Minister of Agriculture of China
- In office June 1990 – April 1993
- Premier: Li Peng
- Preceded by: He Kang
- Succeeded by: Liu Jiang

Personal details
- Born: October 1930 Wuhan, Hubei, China
- Died: January 5, 2020 (aged 89) Beijing, China
- Party: Chinese Communist Party
- Alma mater: Zhongyuan University

= Liu Zhongyi =

Chinese politician (1930–2020)

Liu Zhongyi (刘中一; October 1930 – 5 January 2020) was a Chinese politician who served as Minister of Agriculture from 1990 to 1993 and Vice Minister of the National Development and Reform Commission from 1985 to 1990.

== Biography ==
Liu was born in October 1930 in Wuhan, Hubei, Republic of China. He also used the names Liu Xinglu (刘兴鲁) and Liu Youting (刘佑庭). In February 1949, he enlisted in the People's Liberation Army during the Chinese Civil War.

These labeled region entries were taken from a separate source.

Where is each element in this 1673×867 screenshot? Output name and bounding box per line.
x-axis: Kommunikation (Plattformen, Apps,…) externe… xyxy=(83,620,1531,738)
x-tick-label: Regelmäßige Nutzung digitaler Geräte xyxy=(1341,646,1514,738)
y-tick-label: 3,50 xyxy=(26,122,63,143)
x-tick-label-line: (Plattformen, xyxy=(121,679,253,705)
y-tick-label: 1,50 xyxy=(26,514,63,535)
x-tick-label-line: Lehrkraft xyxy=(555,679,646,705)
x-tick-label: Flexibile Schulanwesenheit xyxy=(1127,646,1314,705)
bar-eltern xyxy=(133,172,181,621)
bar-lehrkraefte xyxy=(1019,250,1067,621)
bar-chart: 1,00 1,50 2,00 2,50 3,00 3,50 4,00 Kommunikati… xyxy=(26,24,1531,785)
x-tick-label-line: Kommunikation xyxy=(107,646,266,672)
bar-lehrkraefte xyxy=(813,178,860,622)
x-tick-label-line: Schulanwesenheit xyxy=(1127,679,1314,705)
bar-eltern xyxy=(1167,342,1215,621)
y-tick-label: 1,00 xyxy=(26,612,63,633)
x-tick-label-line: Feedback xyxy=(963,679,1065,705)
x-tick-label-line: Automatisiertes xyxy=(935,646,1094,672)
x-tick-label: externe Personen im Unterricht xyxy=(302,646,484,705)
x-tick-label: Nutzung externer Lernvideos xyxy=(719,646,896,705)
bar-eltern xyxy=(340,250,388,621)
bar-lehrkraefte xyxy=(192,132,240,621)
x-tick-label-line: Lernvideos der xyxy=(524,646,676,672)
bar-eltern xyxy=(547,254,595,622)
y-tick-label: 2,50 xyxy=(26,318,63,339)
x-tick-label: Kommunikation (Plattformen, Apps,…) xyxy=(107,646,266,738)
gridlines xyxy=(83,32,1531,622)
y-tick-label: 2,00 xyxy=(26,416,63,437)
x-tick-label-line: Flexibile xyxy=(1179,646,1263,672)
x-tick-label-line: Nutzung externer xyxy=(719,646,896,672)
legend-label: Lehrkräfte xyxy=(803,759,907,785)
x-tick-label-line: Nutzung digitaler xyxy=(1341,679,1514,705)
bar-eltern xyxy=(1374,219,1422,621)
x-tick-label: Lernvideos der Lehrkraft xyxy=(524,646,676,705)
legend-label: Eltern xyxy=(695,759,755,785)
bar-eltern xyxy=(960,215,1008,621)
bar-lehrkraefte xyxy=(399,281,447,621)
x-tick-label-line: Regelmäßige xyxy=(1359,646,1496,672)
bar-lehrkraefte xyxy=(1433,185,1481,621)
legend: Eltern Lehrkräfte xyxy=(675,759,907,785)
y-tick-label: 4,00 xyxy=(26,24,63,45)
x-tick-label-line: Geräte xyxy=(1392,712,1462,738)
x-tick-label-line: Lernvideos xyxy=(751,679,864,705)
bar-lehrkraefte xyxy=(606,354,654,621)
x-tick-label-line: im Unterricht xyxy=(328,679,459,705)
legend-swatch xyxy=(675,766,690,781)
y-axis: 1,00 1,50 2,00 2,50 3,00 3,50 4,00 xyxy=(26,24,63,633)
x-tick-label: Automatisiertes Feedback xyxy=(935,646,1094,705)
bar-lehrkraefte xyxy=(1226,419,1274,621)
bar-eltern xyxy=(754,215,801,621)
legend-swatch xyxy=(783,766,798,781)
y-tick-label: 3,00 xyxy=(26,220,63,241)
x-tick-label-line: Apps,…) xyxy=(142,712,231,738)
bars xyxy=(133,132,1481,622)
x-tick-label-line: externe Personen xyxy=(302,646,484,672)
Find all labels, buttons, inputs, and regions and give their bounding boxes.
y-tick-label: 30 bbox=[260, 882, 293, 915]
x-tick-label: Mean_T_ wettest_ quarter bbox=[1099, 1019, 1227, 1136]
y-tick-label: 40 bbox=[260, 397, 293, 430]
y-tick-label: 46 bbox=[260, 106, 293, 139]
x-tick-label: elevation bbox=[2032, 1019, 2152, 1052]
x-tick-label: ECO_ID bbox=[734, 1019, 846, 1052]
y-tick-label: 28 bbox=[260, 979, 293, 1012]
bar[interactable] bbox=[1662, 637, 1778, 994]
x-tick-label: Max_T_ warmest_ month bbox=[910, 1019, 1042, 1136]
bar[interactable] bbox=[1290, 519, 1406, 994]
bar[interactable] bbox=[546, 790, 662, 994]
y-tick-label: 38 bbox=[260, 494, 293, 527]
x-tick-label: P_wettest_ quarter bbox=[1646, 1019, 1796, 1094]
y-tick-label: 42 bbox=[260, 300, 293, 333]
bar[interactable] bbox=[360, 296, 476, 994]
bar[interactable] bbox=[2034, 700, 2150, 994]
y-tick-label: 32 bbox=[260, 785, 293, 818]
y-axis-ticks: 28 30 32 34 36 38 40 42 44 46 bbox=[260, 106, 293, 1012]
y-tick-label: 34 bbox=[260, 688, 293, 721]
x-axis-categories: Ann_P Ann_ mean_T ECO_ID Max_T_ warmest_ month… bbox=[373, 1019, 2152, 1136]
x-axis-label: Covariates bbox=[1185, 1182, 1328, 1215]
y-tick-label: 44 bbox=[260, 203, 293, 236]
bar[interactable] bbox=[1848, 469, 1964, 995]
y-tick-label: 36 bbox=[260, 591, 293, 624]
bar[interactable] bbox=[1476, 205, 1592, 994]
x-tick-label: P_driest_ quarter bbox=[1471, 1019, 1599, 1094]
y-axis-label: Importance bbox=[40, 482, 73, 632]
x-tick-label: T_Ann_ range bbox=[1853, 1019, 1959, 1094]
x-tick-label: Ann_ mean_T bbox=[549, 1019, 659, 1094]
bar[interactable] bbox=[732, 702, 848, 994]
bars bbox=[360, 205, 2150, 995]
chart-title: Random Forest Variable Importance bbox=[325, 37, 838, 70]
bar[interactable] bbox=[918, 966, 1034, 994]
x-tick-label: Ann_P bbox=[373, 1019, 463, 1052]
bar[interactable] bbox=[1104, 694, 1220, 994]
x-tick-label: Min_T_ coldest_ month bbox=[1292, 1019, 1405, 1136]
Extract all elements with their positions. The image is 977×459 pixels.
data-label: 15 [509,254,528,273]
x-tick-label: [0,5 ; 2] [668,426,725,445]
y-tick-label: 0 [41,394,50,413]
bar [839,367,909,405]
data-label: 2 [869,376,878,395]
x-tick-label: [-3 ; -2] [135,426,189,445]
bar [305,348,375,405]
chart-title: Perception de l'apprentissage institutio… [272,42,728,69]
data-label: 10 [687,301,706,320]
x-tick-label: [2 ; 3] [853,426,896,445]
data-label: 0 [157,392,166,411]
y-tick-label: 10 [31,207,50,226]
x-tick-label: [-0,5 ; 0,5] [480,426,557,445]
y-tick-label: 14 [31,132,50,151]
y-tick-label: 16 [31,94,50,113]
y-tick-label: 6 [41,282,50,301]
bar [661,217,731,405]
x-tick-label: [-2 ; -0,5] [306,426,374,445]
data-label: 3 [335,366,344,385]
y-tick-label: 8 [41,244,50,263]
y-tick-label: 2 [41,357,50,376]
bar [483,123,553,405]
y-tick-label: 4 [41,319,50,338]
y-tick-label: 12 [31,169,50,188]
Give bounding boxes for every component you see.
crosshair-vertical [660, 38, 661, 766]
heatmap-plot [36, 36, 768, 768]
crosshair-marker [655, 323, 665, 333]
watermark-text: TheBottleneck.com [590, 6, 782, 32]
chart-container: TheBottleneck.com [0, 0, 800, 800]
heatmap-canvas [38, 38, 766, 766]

After the founding of the People's Republic of China in 1949, he studied statistics at Zhongyuan University (中原大学) from 1951 to 1952, and joined the Chinese Communist Party in October 1954. From May 1956, he worked in the hydraulics department of the State Planning Commission. During the Cultural Revolution, he was sent to the countryside to perform manual labor.

In 1978, he was appointed Deputy Director of the Agriculture, Forestry and Water Conservancy Planning Bureau of the National Development and Reform Commission (NDRC), and was promoted to Director in 1982. He was promoted to Vice Minister of the NDRC in 1985. In June 1990, he was appointed Minister of Agriculture, serving until April 1993, when he became Deputy Director of the Development Research Center of the State Council.

Liu was a member of the 14th Central Committee of the Chinese Communist Party (1992–1997). From 1998 to 2003 he was a Standing Committee member of the 9th National People's Congress, and served as Vice Chairman of the National People's Congress Agriculture and Rural Affairs Committee.

Liu died on 5 January 2020 in Beijing, aged 89.